Mais si l’on examine le problème, on se rend compte que Túrin ne demande pas conseil à l’épée, il lui demande la permission de se tuer avec son aide. Túrin est donc déjà décidé à mourir, tout comme Kullervo. L’épée, en ce sens, n’a plus de volonté propre puisqu’elle exprime l’avis de Túrin. En réalité elle ne s’oppose pas au héros : derrière ce semblant de volonté propre, elle est véritablement la conscience du héros, mais la conscience pervertie par la malédiction. De plus, Anglachel est intimement liée à Túrin (plus que ne l’est son épée à Kullervo). Ce que Túrin a vécu, l’épée l’a vécu. L’épée est réellement sa conscience, d’où la faute terrible de Túrin, qui, conscient donc de la manipulation psychologique de la malédiction, demande un juge impartial. En considérant l’épée comme impartiale, il commet une grave erreur, car l’épée en tant qu’extension de son psychisme est aussi atteinte par la malédiction générale.
Il en ressort clairement que le suicide ici n’est pas une solution (remarquons en passant que Tolkien était un fervent catholique converti). Túrin croit résoudre tous malheurs, mais sa mère découvrant la mort de ses deux enfants, sans personne par conséquent pour lui expliquer le drame, mourra de chagrin, tandis que son père, après sa libération, sera entre autres dans sa détresse, à l’origine de la chute de Gondolin (par sa signalisation involontaire) et de la guerre par le conflit du Nauglamir.
Si Kullervo et Túrin croient tous deux mettre un terme par leur mort à leur cycle et à la malédiction, le fait ne sera effectivement vrai que pour Kullervo.

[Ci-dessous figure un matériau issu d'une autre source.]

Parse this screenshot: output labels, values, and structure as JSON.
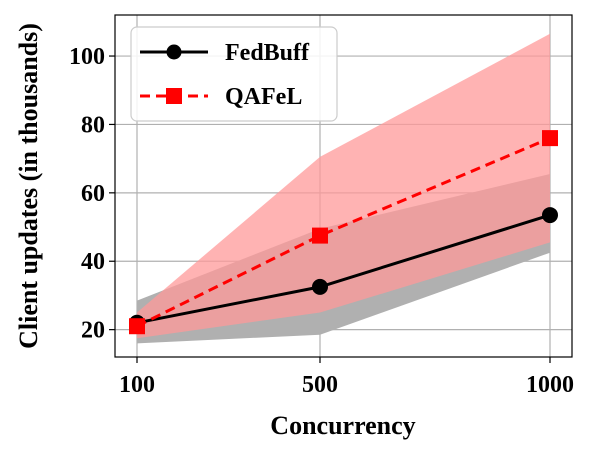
{
  "chart_data": {
    "type": "line",
    "xlabel": "Concurrency",
    "ylabel": "Client updates (in thousands)",
    "x": [
      100,
      500,
      1000
    ],
    "xticks": [
      "100",
      "500",
      "1000"
    ],
    "yticks": [
      "20",
      "40",
      "60",
      "80",
      "100"
    ],
    "ylim": [
      12,
      112
    ],
    "grid": true,
    "legend_position": "top-left",
    "series": [
      {
        "name": "FedBuff",
        "values": [
          22.0,
          32.5,
          53.5
        ],
        "lower": [
          16.0,
          18.5,
          42.5
        ],
        "upper": [
          28.5,
          49.5,
          65.5
        ],
        "color": "#000000",
        "band_color": "#b0b0b0",
        "line_style": "solid",
        "marker": "circle"
      },
      {
        "name": "QAFeL",
        "values": [
          21.0,
          47.5,
          76.0
        ],
        "lower": [
          17.5,
          25.0,
          45.5
        ],
        "upper": [
          25.0,
          70.5,
          106.5
        ],
        "color": "#ff0000",
        "band_color": "#ff9999",
        "line_style": "dashed",
        "marker": "square"
      }
    ]
  }
}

Selon Tolkien, le mal(heur) ne peut jamais être complètement éradiqué.
Ainsi, de la relation du héros à l’épée-conscience, Tolkien tire encore une fois matière à développer le principe d’influence psychique, mode d’action de la malédiction, contrairement au Kalevala où son rôle se résume à celui d’un juge. La perversité de l’épée est nettement plus développée dans le Narn qui s’écarte de la naïveté symbolique de la mythologie finlandaise pour analyser les sentiments concrets et réalistes des protagonistes.

La Malédiction

Le thème de la malédiction est universel, on le retrouve dans toutes les mythologies du monde. Il n’est qu’une extension des rapports, de la confrontation de l’homme à l’absolu, du désir humain de défier les dieux et de ses conséquences. Dans le cadre étrange de la mythologie finlandaise, le cas est quelque peu différent, puisque le cycle de Kullervo met en scène les conflits de deux dieux anthropomorphiques et « anthropotropes » sur terre. En d’autres termes, rien ne distingue ces dieux d’hommes ordinaires, tant au niveau physique que comportemental.
La malédiction est le thème central du cycle, elle en est le point de départ et la mort du maudit conclut le mythe. « Lors Untamo jure et menace / D’occire Kalervo, son frère / De l’occire, lui et les siens / Petits et grands, tous en carnage / D’égorger toute la nichée / Et brûler la cabane en cendres » (Kalevala II, p.128). La malédiction envers Kalervo et Kullervo est bien différente de celle prononcée par Melkor envers Húrin : « Reste assis là, lui dit Morgoth, et regarde ces terres où malheur et désespoir vont s’abattre sur ceux que tu aimais. Tu as osé te moquer de moi, défier la puissance de Melkor, le Maître du destin d’Arda. Alors tu vas voir avec mes yeux et entendre avec mes oreilles, et tu ne bougeras pas de cet endroit que tout ne soit consommé jusqu’au fond de la douleur » (Silmarillon, p.260, notons que chez Tolkien la malédiction a deux étapes, ici la deuxième a été citée). Examinons d’abord les causes de cette malédiction.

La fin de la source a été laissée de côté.